Small fish exploded from the surface only twenty metres away and this was followed by a n explosion of water over a large area as (I realised afterwards) the whale lunged at the fish just below the surface. A second later it surfaced for a huge intake of breath and powered away at astonishing (terrifying) speed. Blinking heck, what a thrill. And it was absolutely enormous.
.I sat about for more and by great good fortune found myself in the best ringside seat because, although it disappeared off to breathe almost as far away as I could see, it came back right beside me on several more occasions. I sat completely and utterly absorbed for over an hour.
At one stage it powered towards me with Plymouth in the distance directly behind and I thought for a minute it was a submarine. It’s speed was staggering.
Even more incredibly I was temporarily distracted by the blowing of a school of four stout-looking dolphins that were heading straight towards me and which passed a few feet away. I saw they had rather attractive grey spray-paint like markings on their sides and photographs revealed later they were White-beaked dolphins. Another new cetacean species from my kayak! And as I watched them the whale surfaced in the background. A memorable image.
For it’s grand finale the whale put on quite a display of lunge-fishing with a decent amount of splashing. I couldn’t help but get the impression it was for my benefit, as it was once again right in front of me but I rather suspect it was to get a bellyfull of fish instead.
And then it moved off. So did I. But the cetacean action carried on. Two schools of friendly and active common dolphins to break up the long paddle back.

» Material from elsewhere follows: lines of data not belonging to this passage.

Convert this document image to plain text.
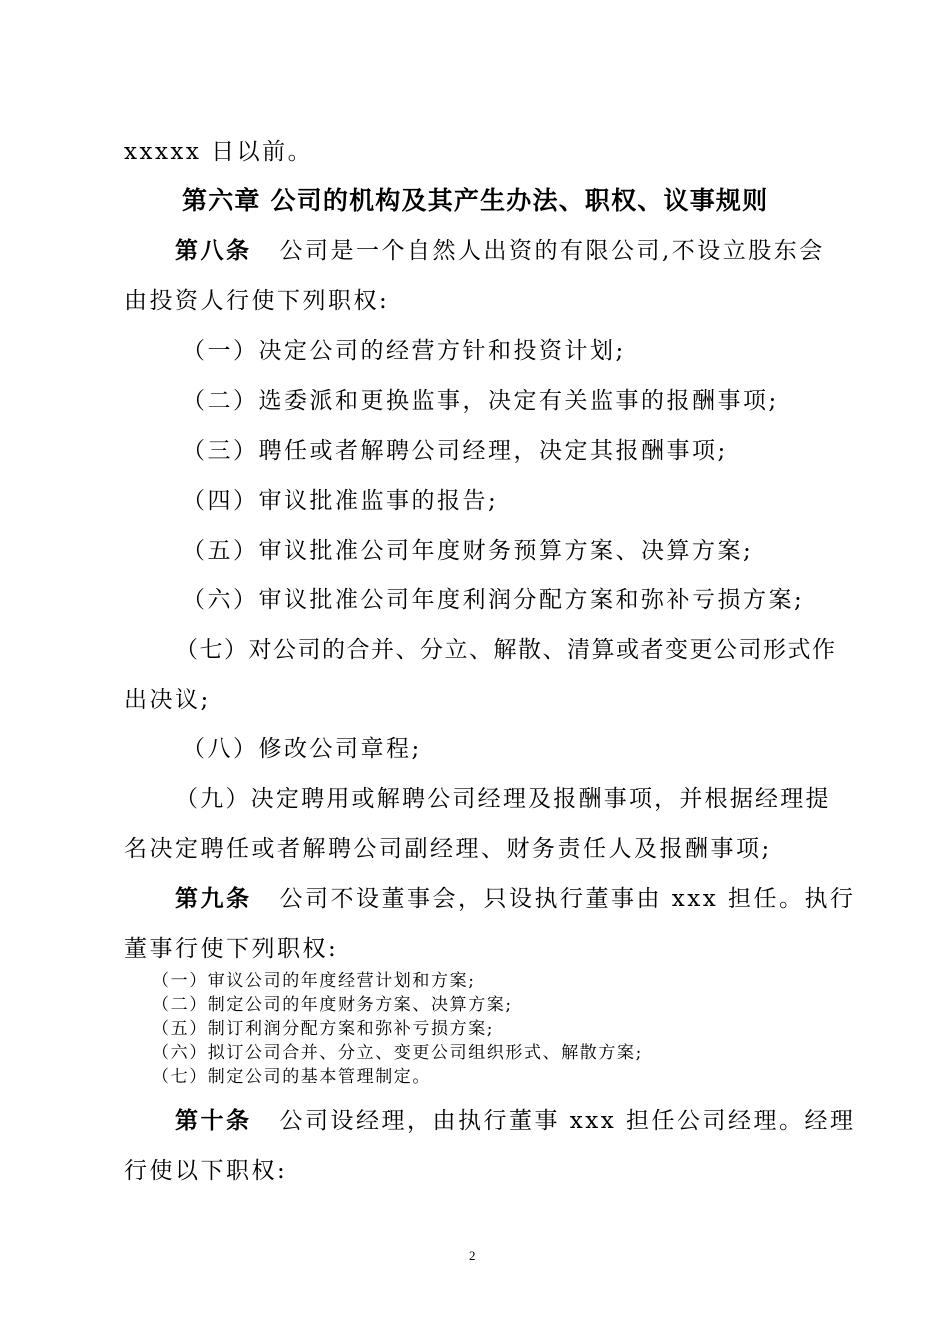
xxxxx 日以前。
第六章 公司的机构及其产生办法、职权、议事规则
第八条 公司是一个自然人出资的有限公司,不设立股东会
由投资人行使下列职权:
（一）决定公司的经营方针和投资计划;
（二）选委派和更换监事，决定有关监事的报酬事项;
（三）聘任或者解聘公司经理，决定其报酬事项;
（四）审议批准监事的报告;
（五）审议批准公司年度财务预算方案、决算方案;
（六）审议批准公司年度利润分配方案和弥补亏损方案;
（七）对公司的合并、分立、解散、清算或者变更公司形式作
出决议;
（八）修改公司章程;
（九）决定聘用或解聘公司经理及报酬事项，并根据经理提
名决定聘任或者解聘公司副经理、财务责任人及报酬事项;
第九条 公司不设董事会，只设执行董事由 xxx 担任。执行
董事行使下列职权:
（一）审议公司的年度经营计划和方案;
（二）制定公司的年度财务方案、决算方案;
（五）制订利润分配方案和弥补亏损方案;
（六）拟订公司合并、分立、变更公司组织形式、解散方案;
（七）制定公司的基本管理制定。
第十条 公司设经理，由执行董事 xxx 担任公司经理。经理
行使以下职权:
2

Wow. Nine hours on the water. One whale, 4 white-beaked dolphins, 5 schools of common dolphins, two schools of porpoises (plus many many more heard bur not seen), 4 Storm Petrels, 4 Balearic Shearwaters, and a sunfish. Plus the common stuff!
Of course I assumed it was a Minke Whale as they are the most frequently seen, and I never thought I would see anything else. But it rapidly dawned on me that it was far too big for the thirty foot max of a Minke. I have paddled with twenty-five foot long basking shark and this was at least twice the size of that, infact I would guess it was three times the length of my kayak.
I posted my many photos to Hannah Jones at Marine Discovery in Penzance and she was immediately very interested and helpfully forwarded them to her Rorqual expert acquaintance. She rapidly gave a detailed analysis of the photos and explained that in her opinion it was definitely not a Minke Whale, could possibly have been a Sei Whale but was probably a juvenile Fin Whale! Wow!
There is currently ongoing debate about its precise identity. I even wonder whether there were two whales, one with a very long back putting in a brief appearance further out, but I can’t be sure and never saw them surface together.
Maybe I’m pleased that I have failed to spot a whale during kayak trips to Scotland and even Greenland. There’s something very satisfying about seeing one on ‘your own patch’, close to home. And against all the odds (because it was in Devon…just). And under your own steam. And in a kayak.
I have deliberately resisted the temptation to go on a dedicated whale-watching-from-kayak-trip in America or wherever specifically so I could see one under these circumstances. Although I didn’t honestly think I would. And anyway not this big a whale and not this good a view.
Could it have been the largest sea creature ever seen by a kayaker in the UK?
latest update: seawatch southwest are pretty confident that this is in fact a Sei Whale. Slightly smaller than a Fin but a lot rarer!